Mieux former les médecins à un exercice humaniste de la médecine

Etudiants en médecine - Photo - Live agica
Etudiants en médecine - Photo - Live agica

Après la catastrophe du numerus clausus, les différents gouvernements enchaînent d’année en année des réformes des études de médecine qui créent un climat délétère pour les étudiants. Les résultats d’une enquête effectuée récemment par l’Association nationale des étudiants en médecine de France sont alarmants. Selon ses données, 52 % des étudiants présentent un état anxieux au moment de l’enquête, un étudiant sur deux se dit isolé socialement, 28 % d’entre eux ont des symptômes de troubles du comportement alimentaire.

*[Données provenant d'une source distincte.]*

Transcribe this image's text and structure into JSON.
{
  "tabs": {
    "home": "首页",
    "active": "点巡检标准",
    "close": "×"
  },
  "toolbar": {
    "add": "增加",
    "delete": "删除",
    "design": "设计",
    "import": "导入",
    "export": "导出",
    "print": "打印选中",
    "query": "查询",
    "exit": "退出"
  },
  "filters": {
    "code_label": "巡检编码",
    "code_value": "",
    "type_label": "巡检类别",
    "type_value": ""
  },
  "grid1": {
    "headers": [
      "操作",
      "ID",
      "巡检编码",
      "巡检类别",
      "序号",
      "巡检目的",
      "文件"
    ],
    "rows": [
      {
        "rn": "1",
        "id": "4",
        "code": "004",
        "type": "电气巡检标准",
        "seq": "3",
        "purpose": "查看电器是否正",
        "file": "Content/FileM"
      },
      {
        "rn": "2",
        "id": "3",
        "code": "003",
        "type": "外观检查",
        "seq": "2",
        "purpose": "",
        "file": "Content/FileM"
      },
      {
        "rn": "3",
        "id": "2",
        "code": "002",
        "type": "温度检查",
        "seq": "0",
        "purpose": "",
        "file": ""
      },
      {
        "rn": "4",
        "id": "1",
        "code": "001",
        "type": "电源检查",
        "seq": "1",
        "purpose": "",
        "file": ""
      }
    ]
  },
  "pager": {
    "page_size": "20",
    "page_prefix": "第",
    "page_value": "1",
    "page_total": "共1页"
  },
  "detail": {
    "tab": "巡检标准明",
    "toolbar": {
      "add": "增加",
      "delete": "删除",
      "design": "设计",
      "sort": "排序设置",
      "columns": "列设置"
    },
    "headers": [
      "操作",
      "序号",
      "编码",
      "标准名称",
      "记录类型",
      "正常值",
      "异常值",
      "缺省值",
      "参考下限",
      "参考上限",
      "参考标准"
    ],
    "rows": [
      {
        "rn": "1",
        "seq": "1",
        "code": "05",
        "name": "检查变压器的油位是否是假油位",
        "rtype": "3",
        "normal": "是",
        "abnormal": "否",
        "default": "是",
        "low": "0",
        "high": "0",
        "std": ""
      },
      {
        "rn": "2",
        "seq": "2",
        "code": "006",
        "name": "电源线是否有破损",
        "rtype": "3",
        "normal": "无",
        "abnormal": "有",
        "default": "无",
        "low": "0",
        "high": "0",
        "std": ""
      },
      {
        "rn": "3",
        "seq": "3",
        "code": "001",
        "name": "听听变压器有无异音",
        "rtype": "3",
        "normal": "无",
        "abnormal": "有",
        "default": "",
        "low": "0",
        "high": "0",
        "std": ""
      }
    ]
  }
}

Le constat le plus inquiétant est le pourcentage d’étudiants en médecine ayant déjà souffert d’idées suicidaires, de l’ordre de 20 %, quand elle ne dépasse pas 6 % en population générale. Et dans le détail, la déclaration de troubles anxieux chez les femmes étudiantes en médecine atteint 57 %, contre 35% chez leurs homologues hommes.

Masculinisme persistant

Alors que la proportion de femmes a fortement augmenté ces dernières années, la culture masculiniste dans le milieu médical reste très présente avec son corollaire que sont les violences sexistes et sexuelles. Ainsi 20 % de la population étudiante ont subi des outrages sexistes en stages, 13 % du harcèlement sexuel et 3 % une agression sexuelle. Dans la grande majorité des cas, les auteurs sont des supérieurs hiérarchiques de profession médicale. Le plus grave est le déni institutionnel, car, quel que soit le type de violence sexiste ou sexuelle, six victimes sur dix considèrent que leur signalement a été inutile.

Écoute et empathie

Dans ce contexte, comment espérer former de bons médecins ? Le tâche des soignants est avant tout d’établir une relation de confiance avec les patients en ayant une attitude d’écoute et d’empathie. Or quand l’exemple donné dans la formation est à l’opposé de ces pratiques, il est peu probable que les jeunes médecins puissent acquérir ces compétences et les mettent en œuvre dans leur exercice futur.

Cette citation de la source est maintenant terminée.